La tensione emotiva tra il senso del dovere di ciascuno e il trasporto emotivo nei confronti di un collega è perfettamente esemplificata dal discorso della Bailey, che esclude Karev dalla chirurgia, ma gli ricorda che lui è il golden boy dell’ospedale: “Tu eri la sorpresa inaspettata. Sei quello che è migliorato più di tutti. Pensavo che ti fossi lasciato alle spalle la persona che ha picchiato DeLuca”. Ed è sempre Meredith a ricordare che “come chirurghi siamo guardiani dei nostri fratelli. Vita o morte. Dalla culla alla tomba. Vediamo le rispettive paure, il terrore di fallire. Ci vediamo dentro“: nell’incipit di quest’episodio è riassunta l’essenza di 13 stagioni di Grey’s Anatomy, nonostante oggi a ricordarselo pare sia solo il personaggio della Grey.
Sul fronte del triangolo profilato già nel season finale della dodicesima stagione, è ormai chiaro come gli autori abbiano deciso di rendere assolutamente insopportabile il personaggio di Maggie: avvertita come un corpo estraneo fin dall’inizio, la Pierce rischia di risultare fastidiosa oltre che assolutamente superflua. La sua totale incapacità di rendersi conto di ciò che la circonda la rende irritante all’occhio di chi guarda. E la sensazione è che l’illusione di Maggie durerà a lungo, come ha lasciato intendere Martin Henderson a EW:
Maggie inizierà a pensare che Riggs si stia solo trattenendo. In questa farsa di triangolo nessuno crede alle parole dell’altro. Ognuno ha intenzioni diverse e sono tutti imprigionati e nessuno sa chi ama davvero l’altro e per quale motivo. Quindi diventerà davvero molto divertente.

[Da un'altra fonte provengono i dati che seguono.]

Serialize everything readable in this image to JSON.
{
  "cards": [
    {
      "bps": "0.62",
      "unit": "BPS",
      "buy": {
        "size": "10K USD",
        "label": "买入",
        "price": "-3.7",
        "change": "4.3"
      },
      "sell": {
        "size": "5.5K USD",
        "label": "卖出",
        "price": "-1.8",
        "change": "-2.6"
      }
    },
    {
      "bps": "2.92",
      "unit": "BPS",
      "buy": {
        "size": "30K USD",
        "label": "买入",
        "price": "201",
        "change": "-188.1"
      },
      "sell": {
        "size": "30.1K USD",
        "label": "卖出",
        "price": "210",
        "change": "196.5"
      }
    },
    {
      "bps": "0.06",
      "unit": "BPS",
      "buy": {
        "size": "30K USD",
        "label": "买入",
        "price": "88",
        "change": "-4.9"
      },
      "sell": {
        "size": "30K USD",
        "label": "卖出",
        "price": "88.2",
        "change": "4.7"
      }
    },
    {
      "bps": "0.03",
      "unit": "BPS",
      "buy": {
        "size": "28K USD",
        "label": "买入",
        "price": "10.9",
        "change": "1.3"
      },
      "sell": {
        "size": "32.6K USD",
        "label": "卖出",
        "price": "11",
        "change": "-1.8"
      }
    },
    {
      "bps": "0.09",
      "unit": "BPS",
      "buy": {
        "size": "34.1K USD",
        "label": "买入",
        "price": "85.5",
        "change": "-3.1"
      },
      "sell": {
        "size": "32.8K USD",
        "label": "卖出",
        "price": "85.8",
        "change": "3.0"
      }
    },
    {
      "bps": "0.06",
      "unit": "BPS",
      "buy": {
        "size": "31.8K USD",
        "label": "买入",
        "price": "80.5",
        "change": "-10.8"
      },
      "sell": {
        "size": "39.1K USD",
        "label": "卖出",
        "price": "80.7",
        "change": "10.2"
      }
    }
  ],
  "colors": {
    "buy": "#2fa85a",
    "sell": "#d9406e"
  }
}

L’ingrediente dolcificante di questa tredicesima stagione è rappresentato certamente dai Japril: dopo aver dato alla loro bambina il nome improbabile di Harriet e aver superato i timori generati dal parto d’emergenza, April e Jackson sono alle prese con i primi giorni da genitori. Dopo tanto patire, sembra quasi strano che siano proprio loro a regalare i pochi momenti di tenerezza presenti in questa stagione, il pubblico dovrà farci l’abitudine. Intanto April che canta Faith nella versione di Sleeping at last è un bel preludio ad una storyline finalmente senza troppi drammi per questa coppia già fin troppo martoriata.
https://www.youtube.com/watch?v=dcL–dR9mVw
Ora le aspettative si fanno importanti: col ritorno di Arizona Robbins nel terzo episodio e l’iter giudiziario del processo che entrerà nel vivo, Grey’s Anatomy 13 è tenuto a regalarci perlomeno un episodio della caratura (per qualità della sceneggiatura e della regia) di Mama Tried, in assoluto il più toccante della scorsa stagione. Lo merita il personaggio di Alex Karev, ormai il migliore rimasto sulla scena dopo l’addio di Cristina Yang, e lo merita il pubblico, che dopo 12 anni continua a premiare Grey’s Anatomy come lo show più visto del giovedì sera negli Stati Uniti.